Two biographical works today – one an autobiography and one a biography; one a male astronaut and one a female poet. Chris Hadfield’s book has an openly didactic purpose, to teach us the life lessons he has learnt through his training and work as an astronaut, and Green’s book has a different purpose, to reclaim the reputation of a rather lost poet. I’ve been reading like anything to try to gain a clean sheet to start #20BooksofSummer on Wednesday, so hopefully you’ll read a few reviews over the next two days …
Chris Hadfield – “An Astronaut’s Guide to Life on Earth”
(3 June 2015 – The Works)
The autobiography of the famous Canadian (OK – did you realise he was Canadian?) astronaut, including life tips gained from his very rigorous training and equally rigorous way of life. These include gems for the less flippant such as always be prepared, even to extremes (he once taught himself to play Rocket Man on the guitar IN CASE Elton John realised he played the guitar and invited him up on stage. He didn’t), preparing for the worst, sweating the small stuff and taking pleasure in the effort not the outcome.
But even though his children apparently call him The Colonel, it’s not all barking instructions. It’s amusing and self-deprecating, although the aforementioned rigour does come in, apparently gained from his own upbringing and carried through into his own raising of his family (he does appear to be wistful about some of this).
I loved the details of his space training and life – including why jam is tricky on the International Space Station, what to do when you’re exercising, and general life in space, and it was also interesting to learn that it was one of his sons who was behind a lot of his social media phenomenon. Being fairly honest-sounding, admitting his mistakes, giving lots of interesting details and being well-written, this was a pretty compelling and quick read.
This book will suit … people interested in self-help through learning life lessons, people interested in space exploration
Richard Greene – “Edith Sitwell”
(2 April 2015 – Fopp in central London)
I bought this book, along with Michael Rosen’s Alphabet one, on a trip to London where I claimed I wasn’t going to buy any books. But how could I resist this one, as I’ve been collecting stuff about the Sitwell family for years?
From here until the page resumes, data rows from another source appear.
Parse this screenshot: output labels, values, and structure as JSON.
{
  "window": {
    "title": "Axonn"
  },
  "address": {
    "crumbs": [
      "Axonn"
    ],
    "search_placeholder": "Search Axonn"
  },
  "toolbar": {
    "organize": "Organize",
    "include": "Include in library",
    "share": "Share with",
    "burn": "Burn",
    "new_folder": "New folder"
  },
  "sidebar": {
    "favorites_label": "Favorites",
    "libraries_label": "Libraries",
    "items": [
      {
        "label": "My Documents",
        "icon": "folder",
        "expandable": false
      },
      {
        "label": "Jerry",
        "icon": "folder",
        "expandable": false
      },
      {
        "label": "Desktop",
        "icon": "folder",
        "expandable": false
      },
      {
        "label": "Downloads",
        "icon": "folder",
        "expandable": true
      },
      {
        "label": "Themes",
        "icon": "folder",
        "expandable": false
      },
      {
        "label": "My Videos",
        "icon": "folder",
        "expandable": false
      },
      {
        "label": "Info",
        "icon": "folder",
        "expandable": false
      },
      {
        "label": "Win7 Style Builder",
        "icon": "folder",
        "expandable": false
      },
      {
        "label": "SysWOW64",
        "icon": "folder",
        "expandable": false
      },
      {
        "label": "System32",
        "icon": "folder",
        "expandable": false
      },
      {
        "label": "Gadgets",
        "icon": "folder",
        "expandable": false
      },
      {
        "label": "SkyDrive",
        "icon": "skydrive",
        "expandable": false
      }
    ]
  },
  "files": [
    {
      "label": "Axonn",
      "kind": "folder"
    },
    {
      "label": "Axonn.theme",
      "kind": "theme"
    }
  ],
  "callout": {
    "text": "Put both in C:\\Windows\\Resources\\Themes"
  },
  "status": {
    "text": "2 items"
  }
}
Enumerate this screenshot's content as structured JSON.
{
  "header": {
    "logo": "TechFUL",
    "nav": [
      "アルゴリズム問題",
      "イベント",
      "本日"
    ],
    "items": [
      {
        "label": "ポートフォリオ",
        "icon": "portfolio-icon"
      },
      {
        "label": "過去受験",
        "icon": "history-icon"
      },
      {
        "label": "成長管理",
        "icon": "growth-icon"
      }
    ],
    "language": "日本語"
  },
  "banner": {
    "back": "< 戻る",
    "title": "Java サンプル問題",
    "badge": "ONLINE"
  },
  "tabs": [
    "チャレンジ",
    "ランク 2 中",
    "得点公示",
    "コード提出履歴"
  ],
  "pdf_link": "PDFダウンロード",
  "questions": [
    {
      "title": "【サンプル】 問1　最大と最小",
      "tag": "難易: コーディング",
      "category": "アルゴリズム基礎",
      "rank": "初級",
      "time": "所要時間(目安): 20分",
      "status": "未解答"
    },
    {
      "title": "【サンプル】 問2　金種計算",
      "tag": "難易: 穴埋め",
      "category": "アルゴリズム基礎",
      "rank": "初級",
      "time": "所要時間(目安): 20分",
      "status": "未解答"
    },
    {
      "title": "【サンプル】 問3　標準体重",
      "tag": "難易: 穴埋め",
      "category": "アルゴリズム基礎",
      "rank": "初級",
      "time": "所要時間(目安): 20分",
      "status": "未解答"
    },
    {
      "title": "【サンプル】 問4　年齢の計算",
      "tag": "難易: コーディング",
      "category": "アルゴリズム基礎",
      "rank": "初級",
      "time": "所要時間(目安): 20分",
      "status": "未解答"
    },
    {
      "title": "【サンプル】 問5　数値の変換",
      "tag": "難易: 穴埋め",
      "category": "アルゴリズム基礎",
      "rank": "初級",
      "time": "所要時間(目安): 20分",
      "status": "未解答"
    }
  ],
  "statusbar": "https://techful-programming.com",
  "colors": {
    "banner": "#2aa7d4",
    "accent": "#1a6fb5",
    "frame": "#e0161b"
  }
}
This is a very good biography which pays as much attention to the development, inspiration, reception and technique of Sitwell’s poetry as it does to her chaotic and argumentative life, seeing to restore her lost position as one of the best twentieth century British poets. He traces her development to Walt Whitman and other American poets and suggests that the lack of anyone else writing like her, as well as post-war fashions in poetry, have dragged her reputation down as no one really knows what to make of her.
Greene keeps very competent control of the skeins and ribbons of Sitwell’s family, retainers, associates, friendship circles, feuds and enmities, keeping us clear on who is who, too. He retains a clear affection for his subject while not drifting into the hagiographical: he is clear-sighted about her profligacy, slip into alcoholism and increasing bad temper, while seeking explanations but not excuses. He’s also very funny on occasion.
He’s very good on the reviewers of her book and the context of poetry and literary criticism, and hopefully this will indeed do something to restore her reputation. The book is beautifully referenced, and a real work of bibliographical art.
This book will suit … any Sitwellaholics who might be out there. Anyone else?
I’m currently finishing Virginia Woolf’s rather un-Woolf-like “Night And Day” in my slightly delayed reading for Ali’s #Woolfalong. It was published almost contemporaneously with Dorothy Richardson’s “Deadlock”, and I’m drawing lots of interesting parallels as I go.